Maalos
- Type: monthly publication
- Political alignment: Haredi Jewish
- Language: Yiddish

= Maalos =

Yiddish monthly magazine

Maalos (מעלות; "virtues, steps") is a Hasidic monthly magazine published in New York and mostly geared for women featuring a token section devoted to children. Maalos was founded by Sarah Jungreisz in 1996.

The editors have a distinct Yiddish spelling and grammar, and a distinct graphic layout. Many of the articles are written with the goal of fighting against modern assimilation. They also have articles discussing education and psychology.

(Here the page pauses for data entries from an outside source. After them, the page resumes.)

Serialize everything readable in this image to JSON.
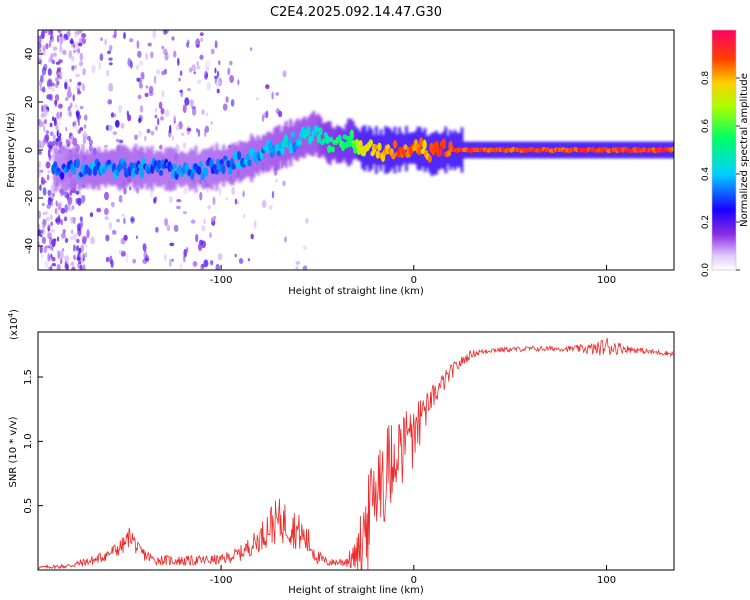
{
  "figure_title": "C2E4.2025.092.14.47.G30",
  "chart_data": [
    {
      "type": "heatmap",
      "name": "spectrogram",
      "xlabel": "Height of straight line (km)",
      "ylabel": "Frequency (Hz)",
      "xlim": [
        -195,
        135
      ],
      "ylim": [
        -50,
        50
      ],
      "xticks": [
        -100,
        0,
        100
      ],
      "yticks": [
        -40,
        -20,
        0,
        20,
        40
      ],
      "colorbar": {
        "label": "Normalized spectral amplitude",
        "range": [
          0,
          1
        ],
        "ticks": [
          0.0,
          0.2,
          0.4,
          0.6,
          0.8
        ]
      },
      "ridge": {
        "x": [
          -185,
          -170,
          -150,
          -130,
          -110,
          -95,
          -80,
          -65,
          -52,
          -45,
          -38,
          -32,
          -28,
          -20,
          -10,
          0,
          5,
          8,
          15,
          30,
          60,
          100,
          135
        ],
        "freq": [
          -8,
          -8,
          -7,
          -8,
          -8,
          -6,
          -2,
          3,
          7,
          3,
          2,
          4,
          1,
          0,
          0,
          1,
          0,
          -2,
          0,
          0,
          0,
          0,
          0
        ],
        "amplitude": [
          0.35,
          0.4,
          0.4,
          0.38,
          0.38,
          0.4,
          0.42,
          0.45,
          0.45,
          0.55,
          0.6,
          0.6,
          0.8,
          0.85,
          0.9,
          0.92,
          0.85,
          0.9,
          0.95,
          0.95,
          0.95,
          0.95,
          0.95
        ]
      },
      "noise_region_x": [
        -195,
        -170
      ]
    },
    {
      "type": "line",
      "name": "snr",
      "xlabel": "Height of straight line (km)",
      "ylabel": "SNR (10 * v/v)",
      "scale_label": "(x10",
      "scale_exponent": "4",
      "scale_suffix": ")",
      "xlim": [
        -195,
        135
      ],
      "ylim": [
        0,
        1.85
      ],
      "xticks": [
        -100,
        0,
        100
      ],
      "yticks": [
        0.5,
        1.0,
        1.5
      ],
      "color": "#ee2a2a",
      "envelope": {
        "x": [
          -195,
          -180,
          -165,
          -155,
          -150,
          -147,
          -143,
          -135,
          -120,
          -100,
          -90,
          -80,
          -75,
          -70,
          -65,
          -60,
          -55,
          -50,
          -45,
          -40,
          -35,
          -30,
          -27,
          -22,
          -18,
          -15,
          -10,
          -5,
          0,
          5,
          10,
          15,
          20,
          25,
          30,
          40,
          60,
          80,
          95,
          100,
          110,
          120,
          135
        ],
        "mean": [
          0.02,
          0.03,
          0.08,
          0.15,
          0.2,
          0.28,
          0.15,
          0.08,
          0.07,
          0.08,
          0.13,
          0.24,
          0.35,
          0.38,
          0.36,
          0.3,
          0.22,
          0.1,
          0.06,
          0.06,
          0.07,
          0.1,
          0.25,
          0.5,
          0.75,
          0.82,
          0.9,
          1.05,
          1.15,
          1.25,
          1.35,
          1.45,
          1.55,
          1.62,
          1.68,
          1.71,
          1.72,
          1.72,
          1.72,
          1.74,
          1.72,
          1.7,
          1.68
        ],
        "noise": [
          0.01,
          0.02,
          0.04,
          0.06,
          0.07,
          0.08,
          0.06,
          0.04,
          0.04,
          0.04,
          0.06,
          0.1,
          0.16,
          0.18,
          0.17,
          0.15,
          0.12,
          0.06,
          0.03,
          0.03,
          0.05,
          0.12,
          0.25,
          0.35,
          0.4,
          0.32,
          0.28,
          0.2,
          0.15,
          0.12,
          0.1,
          0.08,
          0.06,
          0.04,
          0.03,
          0.02,
          0.02,
          0.02,
          0.05,
          0.08,
          0.03,
          0.02,
          0.02
        ]
      }
    }
  ]
}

Although Maalos abides by the same stringent standards as other Hasidic publications—it provides moral instruction, features no images of women, and is anti-Zionist—it places more emphasis on literary excellence than its compatriots. For example, its fiction serials include historical fiction, YA fiction with a psychological bent, and articles or stories that employ lyrical language and poetic techniques. The nonfiction pieces run the gamut from well-researched scholarly write-ups to biographies of noteworthy personalities; from self-help columns on marriage, parenting, and business to thought-provoking or controversial essays on mental health and art. Additionally—and perhaps unintentionally—Maalos serves a similar function to the work of pre-World War I classic Yiddish writers like I. L. Peretz and S. Ansky: it documents Hasidic life by highlighting the people, the pressing issues, and the tales that are central to modern-day Hasidim.